Trace amounts of DNA can occasionally survive the decomposition of organic matter for long periods of time after the death of an organism. However, the retrieval of these ancient DNA molecules is severely impeded by their small size. DNA fragmentation is at least partly driven by depurination (1, 2), a continually occurring process. It is thus predicted that the degree of DNA fragmentation increases with sample age. This correlation has, in fact, been established in a recent study that analyzed samples of different ages from the same archeological sites (3), but the correlation vanishes in comparisons across different sites (4). The important role of environmental conditions, especially temperature, in DNA preservation is well recognized and reflected—for example, in the concept of thermal age (5). Unsurprisingly, permafrost environments have yielded the oldest credible records of DNA survival, including short stretches of plant and invertebrate DNA with an estimated age of up to 800,000 y that were amplified by PCR from Artic ice cores (6, 7) and the genome sequence of a 700,000-y-old horse published recently (8). More temperate environments have yielded many DNA sequences from the Holocene and the Late Pleistocene, some as old as ∼100,000 (9) or ∼120,000 y (10), but only a single study has convincingly raised the possibility of DNA survival extending far into the Middle Pleistocene outside of permafrost (11). In this study, short PCR products of ∼50 bp were retrieved from several bone samples of Middle Pleistocene cave bears from European caves, the oldest coming from the site of Sima de los Huesos (Atapuerca, Spain) and estimated to be >300,000 y old.

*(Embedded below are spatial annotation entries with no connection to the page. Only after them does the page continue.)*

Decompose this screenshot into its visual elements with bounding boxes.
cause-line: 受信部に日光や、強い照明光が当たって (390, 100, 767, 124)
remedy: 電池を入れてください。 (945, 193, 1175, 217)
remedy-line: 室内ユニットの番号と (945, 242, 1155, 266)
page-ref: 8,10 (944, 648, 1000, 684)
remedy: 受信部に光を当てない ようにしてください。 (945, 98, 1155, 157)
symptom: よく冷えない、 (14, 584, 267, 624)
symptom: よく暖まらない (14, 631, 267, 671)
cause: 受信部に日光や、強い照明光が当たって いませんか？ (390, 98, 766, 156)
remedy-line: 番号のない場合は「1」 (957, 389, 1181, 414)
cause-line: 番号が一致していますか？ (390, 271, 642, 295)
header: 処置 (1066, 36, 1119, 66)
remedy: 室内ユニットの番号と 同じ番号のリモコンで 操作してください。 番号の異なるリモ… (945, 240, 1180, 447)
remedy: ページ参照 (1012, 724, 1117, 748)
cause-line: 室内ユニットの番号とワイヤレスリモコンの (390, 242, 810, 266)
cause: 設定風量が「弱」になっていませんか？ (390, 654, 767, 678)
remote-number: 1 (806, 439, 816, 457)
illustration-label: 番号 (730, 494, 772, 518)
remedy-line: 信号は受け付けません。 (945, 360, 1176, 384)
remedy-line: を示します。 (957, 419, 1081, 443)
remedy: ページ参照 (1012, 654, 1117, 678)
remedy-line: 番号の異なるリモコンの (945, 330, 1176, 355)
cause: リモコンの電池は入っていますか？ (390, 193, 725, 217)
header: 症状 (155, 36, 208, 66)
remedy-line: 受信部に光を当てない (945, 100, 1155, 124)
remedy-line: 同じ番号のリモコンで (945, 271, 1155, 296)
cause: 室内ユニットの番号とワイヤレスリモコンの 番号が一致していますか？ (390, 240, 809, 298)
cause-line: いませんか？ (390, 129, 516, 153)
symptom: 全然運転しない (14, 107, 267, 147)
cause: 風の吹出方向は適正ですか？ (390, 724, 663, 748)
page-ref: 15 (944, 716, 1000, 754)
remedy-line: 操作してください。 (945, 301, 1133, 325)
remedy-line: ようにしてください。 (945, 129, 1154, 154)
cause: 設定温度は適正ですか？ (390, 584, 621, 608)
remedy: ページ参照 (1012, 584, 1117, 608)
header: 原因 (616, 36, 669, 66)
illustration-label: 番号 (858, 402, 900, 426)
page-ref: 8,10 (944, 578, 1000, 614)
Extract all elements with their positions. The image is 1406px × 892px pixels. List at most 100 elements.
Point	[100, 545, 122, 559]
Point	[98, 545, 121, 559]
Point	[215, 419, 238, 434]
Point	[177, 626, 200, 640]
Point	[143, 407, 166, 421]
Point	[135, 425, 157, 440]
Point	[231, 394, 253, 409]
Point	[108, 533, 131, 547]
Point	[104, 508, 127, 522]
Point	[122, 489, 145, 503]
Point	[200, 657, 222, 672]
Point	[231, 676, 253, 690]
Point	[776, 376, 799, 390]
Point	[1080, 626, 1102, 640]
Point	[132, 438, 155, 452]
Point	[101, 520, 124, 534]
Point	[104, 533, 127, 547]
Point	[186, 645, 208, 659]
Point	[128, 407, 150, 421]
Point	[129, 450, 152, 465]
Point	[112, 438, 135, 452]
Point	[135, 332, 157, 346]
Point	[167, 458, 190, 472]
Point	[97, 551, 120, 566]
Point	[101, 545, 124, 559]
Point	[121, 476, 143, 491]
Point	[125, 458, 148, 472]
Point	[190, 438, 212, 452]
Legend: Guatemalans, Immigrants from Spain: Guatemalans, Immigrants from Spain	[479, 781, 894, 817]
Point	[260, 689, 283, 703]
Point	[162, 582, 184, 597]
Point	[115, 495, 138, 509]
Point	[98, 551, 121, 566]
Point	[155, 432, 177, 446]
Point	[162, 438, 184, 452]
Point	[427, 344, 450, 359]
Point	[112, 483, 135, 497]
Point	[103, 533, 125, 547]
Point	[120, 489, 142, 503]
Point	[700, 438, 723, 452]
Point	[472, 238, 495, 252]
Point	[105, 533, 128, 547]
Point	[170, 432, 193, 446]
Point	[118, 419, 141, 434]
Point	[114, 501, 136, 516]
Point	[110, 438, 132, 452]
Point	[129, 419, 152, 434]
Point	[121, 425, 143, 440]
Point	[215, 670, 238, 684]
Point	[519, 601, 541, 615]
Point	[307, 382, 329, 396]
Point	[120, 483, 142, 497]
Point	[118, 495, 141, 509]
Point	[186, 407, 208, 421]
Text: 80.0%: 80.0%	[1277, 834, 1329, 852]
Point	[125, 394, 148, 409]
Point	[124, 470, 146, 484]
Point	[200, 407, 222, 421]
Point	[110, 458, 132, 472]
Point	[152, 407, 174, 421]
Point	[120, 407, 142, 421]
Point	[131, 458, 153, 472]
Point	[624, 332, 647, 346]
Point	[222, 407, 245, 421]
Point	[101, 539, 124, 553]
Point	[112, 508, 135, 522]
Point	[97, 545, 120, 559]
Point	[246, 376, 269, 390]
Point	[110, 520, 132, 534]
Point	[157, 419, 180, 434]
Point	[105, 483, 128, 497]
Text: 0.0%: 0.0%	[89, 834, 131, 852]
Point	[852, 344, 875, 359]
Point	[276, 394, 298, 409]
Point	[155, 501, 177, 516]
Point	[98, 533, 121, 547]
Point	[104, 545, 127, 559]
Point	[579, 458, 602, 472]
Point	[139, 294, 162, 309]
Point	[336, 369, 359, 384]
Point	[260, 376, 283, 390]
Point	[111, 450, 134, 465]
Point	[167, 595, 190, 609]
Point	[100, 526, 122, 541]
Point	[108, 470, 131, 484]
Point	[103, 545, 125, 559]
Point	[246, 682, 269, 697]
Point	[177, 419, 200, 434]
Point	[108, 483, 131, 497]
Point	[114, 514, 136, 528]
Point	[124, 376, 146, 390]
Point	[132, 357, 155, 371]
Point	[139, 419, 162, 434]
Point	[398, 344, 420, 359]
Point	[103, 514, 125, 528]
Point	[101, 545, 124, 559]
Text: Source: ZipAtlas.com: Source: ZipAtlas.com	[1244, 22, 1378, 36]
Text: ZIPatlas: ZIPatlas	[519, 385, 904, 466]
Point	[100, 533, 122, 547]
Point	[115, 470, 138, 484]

It is important to note that direct PCR amplification provides limited power to reconstruct sequences from short DNA fragments, because only fragments that are long enough to allow for the hybridization of two PCR primers around a stretch of informative sequence are amenable to direct amplification and sequencing. If, as in the study above (11), amplicon size is decreased to ∼50 bp, only ∼10 bp of informative sequence remain between the priming sites, which compromises the security of sequence identification while at best allowing genotyping of single nucleotide polymorphisms. In contrast, with current library-based techniques, even shorter DNA fragments can, in principle, be sequenced in their entirety because the priming sites required for amplification and sequencing are added externally by attaching artificial adaptor sequences to the molecule ends. As an additional benefit, this approach allows the determination of damage patterns unique to ancient molecules, thus providing a framework for verifying the authenticity of ancient sequences (4, 12).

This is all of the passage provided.